I wonder how far you would get in your profession if you ignored all the science you just listed and instead went by what someone "likes" about a design. Hey, this airplane wing looks good to me let's go with that! Why do we need to simulate it with FEA? Just build it. I "know" it will be good and all these people explaining the science otherwise have no idea.
There are people who have spent a lifetime trying to correlate speaker preference with objective measurements. Don't dismiss it out of hand by telling us your qualifications in determining if a speaker sounds good or not is designing aircraft. Reminds me of my ex-partner in another audio forum who was a doctor. When we disagreed, he would always say, "I make life and death decisions every day; you think I don't know the answer to this business question???"
It may come as a shock to you but countless designers including Andrew follow this research as well. It is just that they have to create a differentiated products and live within strict cost targets and marketing plans. So that leads to different choices than necessarily the optimal ones.
The speaker you love has been discontinued. If it is so good, then why that?

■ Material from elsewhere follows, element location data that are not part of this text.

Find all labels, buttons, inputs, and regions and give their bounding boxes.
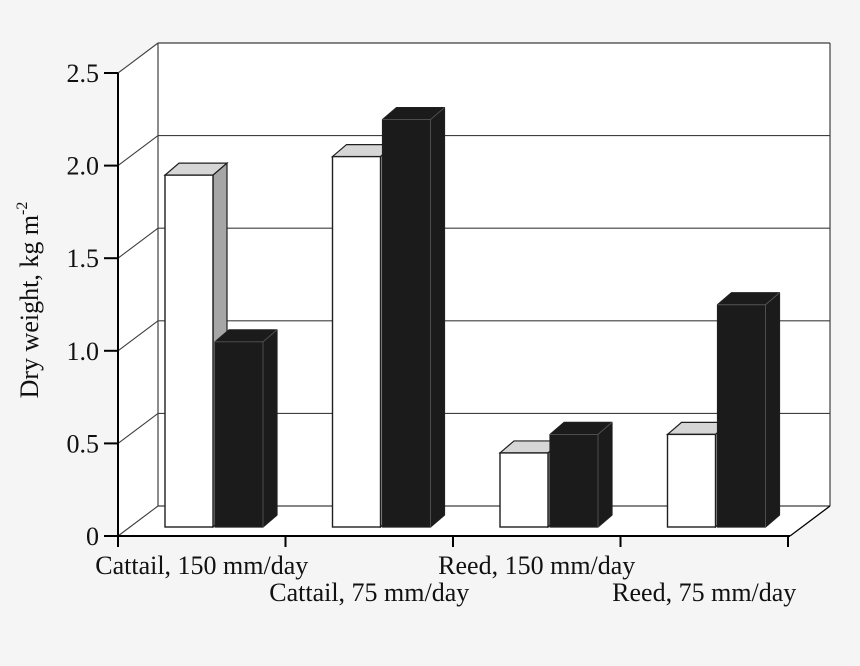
y-axis-tick-label: 0	[86, 522, 99, 551]
black-bar	[381, 106, 446, 528]
floor-right-edge	[789, 505, 831, 537]
y-axis-title-base: Dry weight, kg m	[15, 215, 44, 398]
y-axis-tick-label: 2.0	[67, 152, 100, 181]
left-wall-depth-line	[117, 505, 159, 537]
black-bar	[716, 292, 781, 528]
x-category-label: Cattail, 75 mm/day	[269, 578, 469, 607]
black-bar-top-right-edge	[430, 107, 445, 120]
x-category-label: Cattail, 150 mm/day	[95, 551, 308, 580]
black-bar-top-right-edge	[765, 292, 780, 306]
black-bar	[549, 421, 613, 528]
y-axis-tick-label: 1.0	[67, 337, 100, 366]
y-axis-tick-label: 0.5	[67, 429, 100, 458]
x-category-label: Reed, 150 mm/day	[438, 551, 635, 580]
axes	[104, 72, 831, 547]
black-bar	[214, 329, 278, 528]
y-axis-tick-label: 2.5	[67, 59, 100, 88]
black-bar-top-right-edge	[262, 329, 278, 343]
left-wall	[118, 43, 158, 536]
black-bar-edges	[550, 422, 613, 527]
black-bar-edges	[215, 329, 278, 527]
left-wall-depth-line	[117, 412, 159, 444]
bar-pair-2	[498, 421, 613, 529]
white-bar	[666, 433, 717, 528]
left-wall-depth-line	[117, 42, 159, 74]
floor	[118, 506, 830, 536]
bar-pair-3	[665, 292, 781, 529]
left-wall-depth-line	[117, 135, 159, 167]
y-axis-tick-label: 1.5	[67, 244, 100, 273]
left-wall-depth-line	[117, 227, 159, 259]
y-axis-title: Dry weight, kg m-2	[14, 202, 44, 399]
white-bar	[331, 155, 382, 528]
bar-pair-1	[330, 106, 446, 529]
black-bar-edges	[717, 292, 780, 527]
x-category-label: Reed, 75 mm/day	[612, 578, 796, 607]
bar-pair-0	[163, 161, 278, 529]
black-bar-top-right-edge	[597, 422, 613, 435]
white-bar	[164, 174, 214, 528]
left-wall-depth-line	[117, 320, 159, 352]
y-axis-title-exponent: -2	[14, 202, 31, 215]
black-bar-edges	[382, 107, 445, 527]
white-bar	[499, 452, 549, 528]
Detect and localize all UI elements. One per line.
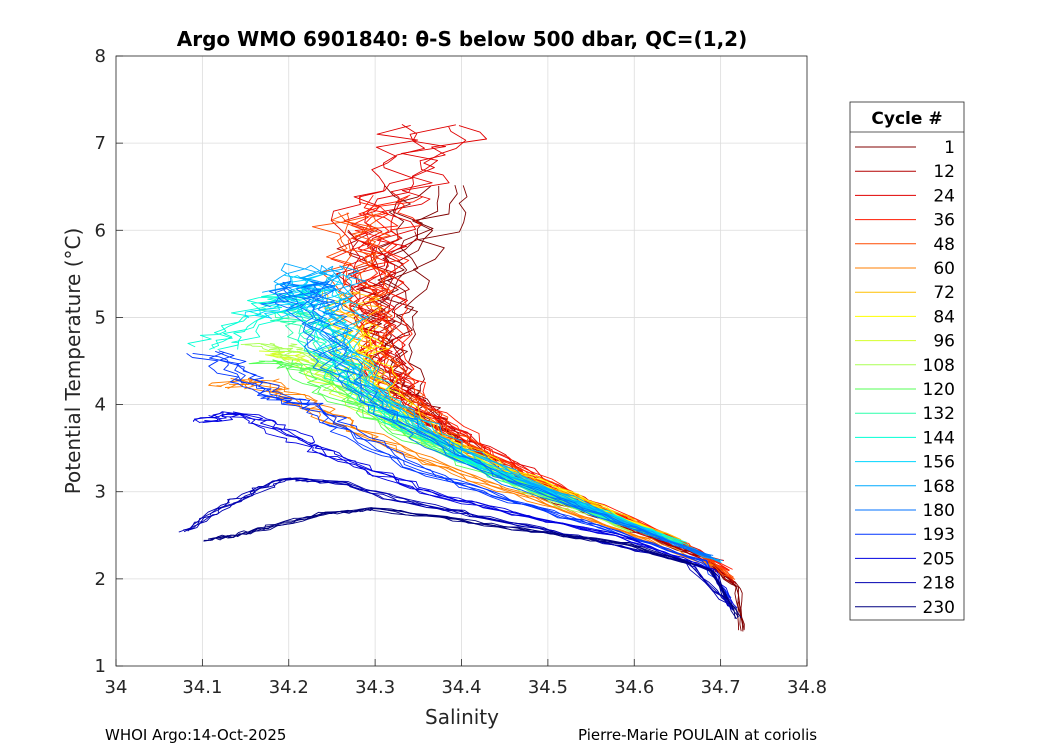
series-line-cycle-230 bbox=[209, 507, 739, 618]
series-line-cycle-24 bbox=[367, 126, 724, 562]
plot-area: 34 34.1 34.2 34.3 34.4 34.5 34.6 34.7 34.8123456… bbox=[95, 46, 827, 698]
legend-entry-label: 48 bbox=[933, 235, 955, 255]
footer-right-credit: Pierre-Marie POULAIN at coriolis bbox=[578, 726, 818, 744]
legend-entry-label: 120 bbox=[923, 380, 955, 400]
x-axis-label: Salinity bbox=[425, 705, 499, 729]
y-axis-label: Potential Temperature (°C) bbox=[61, 228, 85, 495]
legend-entry-label: 144 bbox=[923, 428, 955, 448]
series-line-cycle-230 bbox=[208, 508, 742, 619]
x-tick-label: 34.8 bbox=[787, 677, 827, 698]
series-line-cycle-168 bbox=[318, 265, 723, 562]
y-tick-label: 5 bbox=[95, 307, 106, 328]
legend-entry-label: 84 bbox=[933, 307, 955, 327]
legend-entry-label: 96 bbox=[933, 332, 955, 352]
legend-entry-label: 36 bbox=[933, 211, 955, 231]
legend-entry-label: 72 bbox=[933, 283, 955, 303]
legend-entry-label: 180 bbox=[923, 501, 955, 521]
legend-entry-label: 1 bbox=[944, 138, 955, 158]
x-tick-label: 34.3 bbox=[355, 677, 395, 698]
y-tick-label: 8 bbox=[95, 46, 106, 67]
legend-entry-label: 218 bbox=[923, 574, 955, 594]
legend-entry-label: 108 bbox=[923, 356, 955, 376]
y-tick-label: 4 bbox=[95, 395, 106, 416]
legend-entry-label: 60 bbox=[933, 259, 955, 279]
legend-entry-label: 132 bbox=[923, 404, 955, 424]
x-tick-label: 34.5 bbox=[528, 677, 568, 698]
x-tick-label: 34 bbox=[105, 677, 128, 698]
series-line-cycle-108 bbox=[269, 342, 637, 530]
legend-entry-label: 168 bbox=[923, 477, 955, 497]
series-line-cycle-180 bbox=[302, 280, 715, 559]
series-line-cycle-60 bbox=[244, 378, 714, 566]
legend-box bbox=[849, 101, 965, 621]
legend-entry-label: 193 bbox=[923, 525, 955, 545]
series-layer bbox=[178, 124, 745, 632]
legend-entry-label: 12 bbox=[933, 162, 955, 182]
x-tick-label: 34.2 bbox=[269, 677, 309, 698]
series-line-cycle-108 bbox=[240, 342, 633, 533]
series-line-cycle-180 bbox=[308, 281, 714, 556]
x-tick-label: 34.4 bbox=[441, 677, 481, 698]
series-line-cycle-218 bbox=[187, 477, 730, 605]
legend: Cycle # 1 12 24 36 48 60 72 84 96 108 120 132 144 156… bbox=[849, 101, 965, 621]
series-line-cycle-193 bbox=[215, 350, 732, 599]
y-tick-label: 2 bbox=[95, 569, 106, 590]
series-line-cycle-205 bbox=[202, 411, 734, 611]
legend-entry-label: 156 bbox=[923, 453, 955, 473]
x-tick-label: 34.1 bbox=[182, 677, 222, 698]
x-tick-label: 34.6 bbox=[614, 677, 654, 698]
y-tick-label: 6 bbox=[95, 220, 106, 241]
legend-title: Cycle # bbox=[871, 109, 942, 129]
series-line-cycle-72 bbox=[342, 290, 679, 540]
series-line-cycle-72 bbox=[352, 291, 682, 541]
x-tick-label: 34.7 bbox=[701, 677, 741, 698]
axis-ticks: 34 34.1 34.2 34.3 34.4 34.5 34.6 34.7 34.8123456… bbox=[95, 46, 827, 698]
chart-title: Argo WMO 6901840: θ-S below 500 dbar, QC… bbox=[177, 27, 747, 51]
series-line-cycle-218 bbox=[189, 478, 733, 607]
series-line-cycle-180 bbox=[278, 280, 711, 558]
footer-left-credit: WHOI Argo:14-Oct-2025 bbox=[105, 726, 287, 744]
series-line-cycle-205 bbox=[204, 413, 738, 609]
series-line-cycle-193 bbox=[218, 350, 731, 598]
y-tick-label: 3 bbox=[95, 482, 106, 503]
legend-entry-label: 230 bbox=[923, 598, 955, 618]
series-line-cycle-230 bbox=[203, 507, 736, 620]
legend-entry-label: 205 bbox=[923, 549, 955, 569]
y-tick-label: 1 bbox=[95, 656, 106, 677]
y-tick-label: 7 bbox=[95, 133, 106, 154]
legend-entries: 1 12 24 36 48 60 72 84 96 108 120 132 144 156 168 180 19… bbox=[855, 138, 955, 618]
series-line-cycle-156 bbox=[280, 274, 662, 536]
legend-entry-label: 24 bbox=[933, 186, 955, 206]
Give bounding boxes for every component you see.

Ok, I am not a audio engineer and i wouldn't know about the nitty gritty of speaker design a.k.a. what some speaker designer is honing into. I am a aerospace systems lead (entirely different industry) and my customer base is something else. We do a whole lotta (WHOLE LOT) research in my field as well and If we screw up, people die...we get strapped with lawsuits...we lose our shirts and get tossed on the sidewalk rather quickly (high stress). But, in fact, there is a lotta research that we have done in my field that the even the audio industry could borrow, if they chose to innovate more. Too much of a plateau with guys in their comfort zone and very few designers trying something radically new. I may know somethin about aeroacoustics, aeroelasticity, composites, acoustic field tests that we do, whatever, (even has the word acoustic in it!!! lol) but, i agree it's different from three drivers and a crossover in a box that makes music. However, I did play a violin for 30 years and i do know something about music. I assume you're a computer engineer/electrical (EECS kinda guy?) I also did take my fair share of EECS electives when i turned in a disseration a decade ago. So, I can promise you, you wouldn't lose me completely if you started to describe the nitty gritty of it and i am all ears on this (willing to learn). This is precisely why i joined this forum....learn something from experts (if they are experts indeed) in a different field.
Since you mention correlations with "speaker preference to objective measurements", i wonder how far these correlations got and how many holes can be picked apart if some hawk eyed engineer started looking at it. I wonder why there are still so many different brands of speakers that sound so different then. How much do you trust it?
Either way,
a) Ahem, this is what the frequency response of the HUMAN EAR itself looks like (mas o menos). It surely isn't flat (last i checked, check attached). (Correct me if i'm wrong, or let's probe this quest for flatness a bit more).
b) Listeners have all kinds of different ears
c) Listeners listen at different levels
d) Listeners have all kinds of different rooms, placement, etc
e) Listeners have all kinds of different gear
f) Listeners listen to all kinds of different instruments, lousy recordings, different genres of music, etc etc.
g) These are not high end speakers (20k+). It would be wise to assume that folks in this price bracket may not have competent high end electronics, invested significantly in room treatments, etc.
I think Andrew Jones has the engineering aptitude to come come up with a very flat line if it's all that mattered. But, If you are a speaker designer working for a business, i.e, you are trying to capture a significant chunk of the customer base at this price bracket and make your speaker profitable, i.e., you don't wanna lose your shirt (as a business), i.e., you gotta appeal somehow to a large enough number of ears, how would you design it? You sure as heck may have the engineering aptitude to come up with a flat line (not doubting that). But what would it be? A flat line? (in consideration of 'confoundances' a, b, c, d, e, f, g and the above mentioned). Or do you live in complete trust of this "speaker preference to objective measurements" correlation data you've got. Maybe, that's the best you can do....that's all you have to go with, maybe not, enlighten me.